Autorizzazione paesaggistica: il diniego deve rendere evidenza, nella motivazione, del contrasto tra l’intervento ed il contesto paesaggistico tutelato.

TAR per la Campania – Salerno, Sez. I, Sent. 20.01.2026 n.126

Per consolidata giurisprudenza, anche di questa Sezione, il giudizio paesaggistico consta di un apprezzamento comparativo che nasce dal confronto dei contenuti del vincolo con tutte le circostanze di fatto relative all’intervento e al suo inserimento nel contesto circostante, in modo che la conferma o l’esclusione della compatibilità delle opere con i valori tutelati costituisce il frutto di un giudizio condotto sulla base di rilievi puntuali; il diniego dell’assenso paesaggistico non può, pertanto, fondarsi sul generico richiamo all’esistenza del vincolo, né su valutazioni apodittiche e stereotipate, ma deve rispondere a un modello motivazionale che, per come enucleato dalla giurisprudenza, deve contemplare in modo dettagliato la descrizione: a) dell’edificio mediante indicazione delle dimensioni, delle forme, dei colori e dei materiali impiegati; b) del contesto paesaggistico in cui esso si colloca, anche mediante l’indicazione di eventuali altri immobili esistenti, della loro posizione e dimensioni; c) del rapporto tra edificio e contesto, anche mediante l’indicazione dell’impatto visivo al fine di stabilire se esso si inserisca in maniera armonica nel paesaggio (ex plurimis Consiglio di Stato, sez. VI, 16 dicembre 2021, n. 8400; sez. II, 25 febbraio 2021, n. 1626).

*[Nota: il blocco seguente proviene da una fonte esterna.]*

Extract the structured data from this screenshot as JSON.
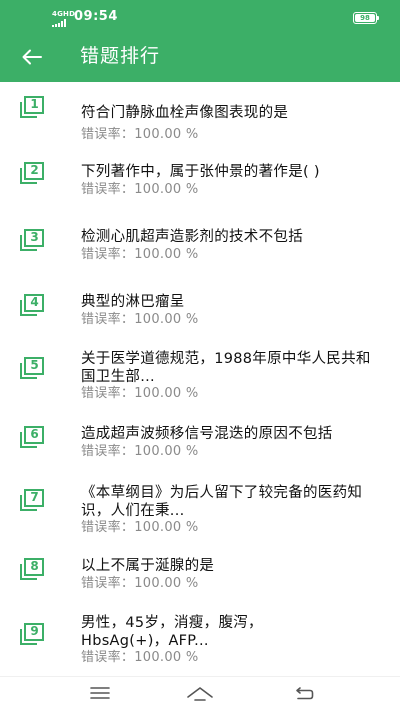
{
  "status_bar": {
    "network": "4GHD",
    "time": "09:54",
    "battery": "98"
  },
  "header": {
    "title": "错题排行"
  },
  "rate_label": "错误率：",
  "items": [
    {
      "rank": "1",
      "title": "符合门静脉血栓声像图表现的是",
      "rate": "100.00 %"
    },
    {
      "rank": "2",
      "title": "下列著作中，属于张仲景的著作是(    )",
      "rate": "100.00 %"
    },
    {
      "rank": "3",
      "title": "检测心肌超声造影剂的技术不包括",
      "rate": "100.00 %"
    },
    {
      "rank": "4",
      "title": "典型的淋巴瘤呈",
      "rate": "100.00 %"
    },
    {
      "rank": "5",
      "title": "关于医学道德规范，1988年原中华人民共和国卫生部...",
      "rate": "100.00 %"
    },
    {
      "rank": "6",
      "title": "造成超声波频移信号混迭的原因不包括",
      "rate": "100.00 %"
    },
    {
      "rank": "7",
      "title": "《本草纲目》为后人留下了较完备的医药知识，人们在秉...",
      "rate": "100.00 %"
    },
    {
      "rank": "8",
      "title": "以上不属于涎腺的是",
      "rate": "100.00 %"
    },
    {
      "rank": "9",
      "title": "男性，45岁，消瘦，腹泻，HbsAg(+)，AFP...",
      "rate": "100.00 %"
    }
  ],
  "colors": {
    "accent": "#3CAF67",
    "title_text": "#111111",
    "rate_text": "#8A8A8A"
  }
}
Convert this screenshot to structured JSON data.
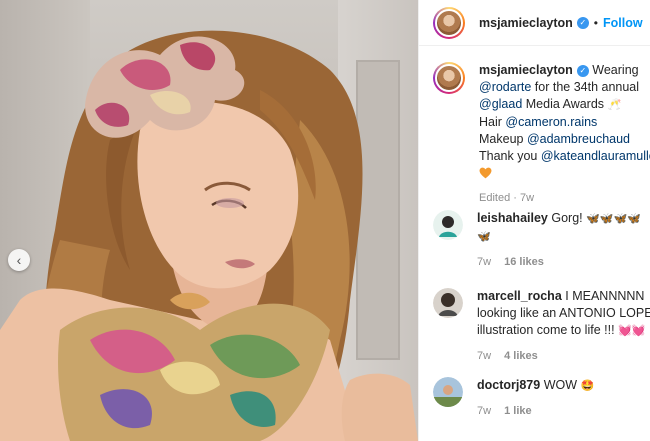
{
  "post": {
    "username": "msjamieclayton",
    "follow_label": "Follow",
    "dot": "•",
    "caption": {
      "lead": "Wearing",
      "mention_1": "@rodarte",
      "text_1": "for the 34th annual",
      "mention_2": "@glaad",
      "text_2": "Media Awards",
      "emoji_1": "🥂",
      "hair_label": "Hair",
      "mention_3": "@cameron.rains",
      "makeup_label": "Makeup",
      "mention_4": "@adambreuchaud",
      "thanks_label": "Thank you",
      "mention_5": "@kateandlauramulleavy",
      "meta": "Edited · 7w"
    }
  },
  "comments": [
    {
      "username": "leishahailey",
      "text": "Gorg!",
      "emoji": "🦋🦋🦋🦋",
      "emoji_2": "🦋",
      "age": "7w",
      "likes": "16 likes"
    },
    {
      "username": "marcell_rocha",
      "text": "I MEANNNNN",
      "text_2": "looking like an ANTONIO LOPEZ",
      "text_3": "illustration come to life !!!",
      "emoji": "💓💓",
      "age": "7w",
      "likes": "4 likes"
    },
    {
      "username": "doctorj879",
      "text": "WOW",
      "emoji": "🤩",
      "age": "7w",
      "likes": "1 like"
    }
  ],
  "icons": {
    "carousel_prev": "‹",
    "verified": "✓"
  },
  "colors": {
    "accent": "#0095f6",
    "verified": "#3897f0",
    "heart": "#f39a2e",
    "meta": "#8e8e8e"
  }
}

Orbene, ritiene il Collegio che l’amministrazione non abbia assolto compiutamente all’onere motivazionale su di essa gravante, atteso che il diniego comunale (e più a monte lo stesso parere della Soprintendenza, peraltro tardivo come riconosciuto dallo stesso Ente locale), in dissonanza rispetto al modello motivazionale sopra enucleato, non illustra in modo adeguato le ragioni di contrasto fra l’intervento e il contesto paesaggistico tutelato dal vincolo.

L’asserzione, contenuta nel diniego, secondo cui “l’inserimento di nuovi elementi in copertura, quali il terrazzo a tasca e le finestre a tetto, costituisce condizione di elevato impatto paesaggistico, percepibile da diversi punti di vista” risulta infatti del tutto generica e fa impiego di una espressione (“elevato impatto paesaggistico”) standardizzata e niente affatto calibrata sulle specificità del caso concreto.